Germany’s solar feed-in tariff turned a subsidy into a self-sustaining market. This brief examines whether insurance premium subsidies could do the same for climate adaptation.
Insurance is a proven adaptation tool, but it remains severely underused in low and middle-income countries, where affordability constraints and rising climate and nature risks are widening the protection gap.

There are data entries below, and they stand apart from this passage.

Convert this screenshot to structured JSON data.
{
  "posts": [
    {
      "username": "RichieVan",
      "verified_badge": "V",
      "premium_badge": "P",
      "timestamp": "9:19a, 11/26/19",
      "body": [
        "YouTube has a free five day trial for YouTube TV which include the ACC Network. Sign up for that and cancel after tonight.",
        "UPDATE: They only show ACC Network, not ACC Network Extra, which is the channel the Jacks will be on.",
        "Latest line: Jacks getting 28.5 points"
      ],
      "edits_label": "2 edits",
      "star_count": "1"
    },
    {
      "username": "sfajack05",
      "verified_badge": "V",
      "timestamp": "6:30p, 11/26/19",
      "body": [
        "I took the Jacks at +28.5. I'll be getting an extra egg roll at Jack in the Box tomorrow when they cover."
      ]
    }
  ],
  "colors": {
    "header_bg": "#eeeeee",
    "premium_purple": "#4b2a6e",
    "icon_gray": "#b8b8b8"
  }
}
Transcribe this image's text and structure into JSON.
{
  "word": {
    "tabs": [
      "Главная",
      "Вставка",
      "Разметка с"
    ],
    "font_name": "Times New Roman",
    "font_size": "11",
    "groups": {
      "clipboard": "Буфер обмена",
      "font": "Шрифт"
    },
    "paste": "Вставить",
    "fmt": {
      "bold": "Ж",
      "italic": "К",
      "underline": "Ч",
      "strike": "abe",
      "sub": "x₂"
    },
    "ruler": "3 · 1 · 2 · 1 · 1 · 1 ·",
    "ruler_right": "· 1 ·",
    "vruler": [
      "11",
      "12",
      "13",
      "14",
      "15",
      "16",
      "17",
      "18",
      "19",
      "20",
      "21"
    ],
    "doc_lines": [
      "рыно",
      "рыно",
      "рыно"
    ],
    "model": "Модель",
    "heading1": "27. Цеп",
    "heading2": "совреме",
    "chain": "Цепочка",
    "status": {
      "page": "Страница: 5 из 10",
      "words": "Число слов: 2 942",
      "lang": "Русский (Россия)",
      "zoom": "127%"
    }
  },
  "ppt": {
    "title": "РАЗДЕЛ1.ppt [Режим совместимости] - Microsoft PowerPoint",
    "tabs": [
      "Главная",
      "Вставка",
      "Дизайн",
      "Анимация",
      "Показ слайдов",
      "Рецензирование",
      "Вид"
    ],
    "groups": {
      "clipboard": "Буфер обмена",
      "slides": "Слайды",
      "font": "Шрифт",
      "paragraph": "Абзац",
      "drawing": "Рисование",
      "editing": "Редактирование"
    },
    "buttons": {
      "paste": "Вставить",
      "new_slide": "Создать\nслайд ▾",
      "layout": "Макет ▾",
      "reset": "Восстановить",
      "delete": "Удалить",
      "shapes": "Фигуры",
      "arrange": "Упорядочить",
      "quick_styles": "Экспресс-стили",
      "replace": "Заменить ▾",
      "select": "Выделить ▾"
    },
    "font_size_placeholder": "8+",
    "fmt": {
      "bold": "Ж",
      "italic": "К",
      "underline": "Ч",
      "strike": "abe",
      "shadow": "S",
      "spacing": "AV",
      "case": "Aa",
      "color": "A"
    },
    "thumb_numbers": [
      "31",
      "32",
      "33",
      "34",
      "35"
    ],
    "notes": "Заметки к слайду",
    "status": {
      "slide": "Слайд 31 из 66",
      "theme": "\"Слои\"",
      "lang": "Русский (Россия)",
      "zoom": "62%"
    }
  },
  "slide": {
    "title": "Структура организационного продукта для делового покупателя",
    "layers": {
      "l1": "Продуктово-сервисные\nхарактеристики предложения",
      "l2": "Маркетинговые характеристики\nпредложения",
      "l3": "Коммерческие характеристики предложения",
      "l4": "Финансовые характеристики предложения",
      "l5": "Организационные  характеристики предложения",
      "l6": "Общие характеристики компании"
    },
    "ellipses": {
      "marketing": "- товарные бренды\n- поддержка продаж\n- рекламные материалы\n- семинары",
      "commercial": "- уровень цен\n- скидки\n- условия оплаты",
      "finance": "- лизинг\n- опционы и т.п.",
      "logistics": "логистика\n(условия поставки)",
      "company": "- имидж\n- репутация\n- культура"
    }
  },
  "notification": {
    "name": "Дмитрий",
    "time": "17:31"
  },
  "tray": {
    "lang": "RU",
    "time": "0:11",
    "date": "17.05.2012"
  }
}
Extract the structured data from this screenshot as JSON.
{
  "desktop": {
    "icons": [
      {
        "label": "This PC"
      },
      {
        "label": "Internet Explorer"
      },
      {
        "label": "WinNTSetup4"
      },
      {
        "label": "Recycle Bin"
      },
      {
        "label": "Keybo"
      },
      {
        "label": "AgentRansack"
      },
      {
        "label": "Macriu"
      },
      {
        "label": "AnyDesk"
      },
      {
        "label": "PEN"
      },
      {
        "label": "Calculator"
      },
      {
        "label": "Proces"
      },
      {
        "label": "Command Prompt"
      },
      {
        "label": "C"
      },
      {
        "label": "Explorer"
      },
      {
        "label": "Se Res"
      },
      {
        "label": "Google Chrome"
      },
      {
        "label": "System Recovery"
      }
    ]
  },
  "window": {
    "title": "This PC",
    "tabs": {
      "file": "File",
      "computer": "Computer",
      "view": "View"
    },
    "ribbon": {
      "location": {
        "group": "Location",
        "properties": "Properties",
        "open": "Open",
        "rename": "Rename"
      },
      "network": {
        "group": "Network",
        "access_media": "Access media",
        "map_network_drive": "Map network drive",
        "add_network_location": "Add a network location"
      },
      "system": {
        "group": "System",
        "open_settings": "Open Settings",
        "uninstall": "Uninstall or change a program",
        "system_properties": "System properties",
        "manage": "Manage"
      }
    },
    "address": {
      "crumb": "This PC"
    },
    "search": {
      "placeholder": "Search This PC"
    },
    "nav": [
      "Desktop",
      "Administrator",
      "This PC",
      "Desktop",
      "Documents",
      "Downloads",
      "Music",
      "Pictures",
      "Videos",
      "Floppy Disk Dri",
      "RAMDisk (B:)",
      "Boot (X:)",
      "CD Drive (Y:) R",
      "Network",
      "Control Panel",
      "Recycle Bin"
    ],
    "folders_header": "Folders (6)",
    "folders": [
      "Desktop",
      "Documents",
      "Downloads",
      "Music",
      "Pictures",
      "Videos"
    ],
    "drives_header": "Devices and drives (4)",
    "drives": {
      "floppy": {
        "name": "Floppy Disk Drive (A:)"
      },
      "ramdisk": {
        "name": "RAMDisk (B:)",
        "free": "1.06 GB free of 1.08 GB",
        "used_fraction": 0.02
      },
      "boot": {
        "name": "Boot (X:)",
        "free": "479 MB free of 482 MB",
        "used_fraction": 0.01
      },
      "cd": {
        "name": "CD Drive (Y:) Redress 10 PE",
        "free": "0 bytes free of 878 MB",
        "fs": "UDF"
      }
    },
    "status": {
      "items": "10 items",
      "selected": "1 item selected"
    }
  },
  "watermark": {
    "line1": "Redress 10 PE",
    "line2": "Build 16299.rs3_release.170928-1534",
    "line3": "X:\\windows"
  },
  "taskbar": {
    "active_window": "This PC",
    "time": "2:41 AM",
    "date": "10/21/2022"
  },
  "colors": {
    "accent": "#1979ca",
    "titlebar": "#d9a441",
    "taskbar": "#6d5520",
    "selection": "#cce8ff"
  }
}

This engagement brief argues that premium subsidies can scale insurance uptake, especially if they reward risk reduction, not just lower cost. A resilience-linked approach ties subsidy levels to measurable adaptation outcomes, helping governments, re/insurers, donors, corporates and supply-chain actors share the cost of protection while strengthening sovereign resilience. The same logic extends to sovereign disaster risk finance, where it could operate at national scale.
Why this matters
When climate risks rise, insurers retreat and governments absorb the losses. Fiscal burdens mount, borrowing costs rise, and the space to invest in adaptation shrinks, a cycle that can end in sovereign debt distress.
Brazil and Uganda already show the pattern: insurance uptake rises and falls almost in lockstep with subsidy budgets. Even at peak funding, coverage falls well short of total need, evidence that the binding constraint is the size of the subsidy, not appetite for the product.
Designed well, subsidies can trigger a flywheel: wider coverage, deeper risk pools, lower premiums, and eventually a market that no longer needs the subsidy at all.
Looking ahead
The findings will inform ongoing engagement with governments, re/insurers, corporates and rating agencies on how to design and scale resilience-linked subsidy schemes.
If we are to tackle the crisis of insurability in a more volatile world, the subsidies supporting it must be designed to build resilience, not just reduce cost.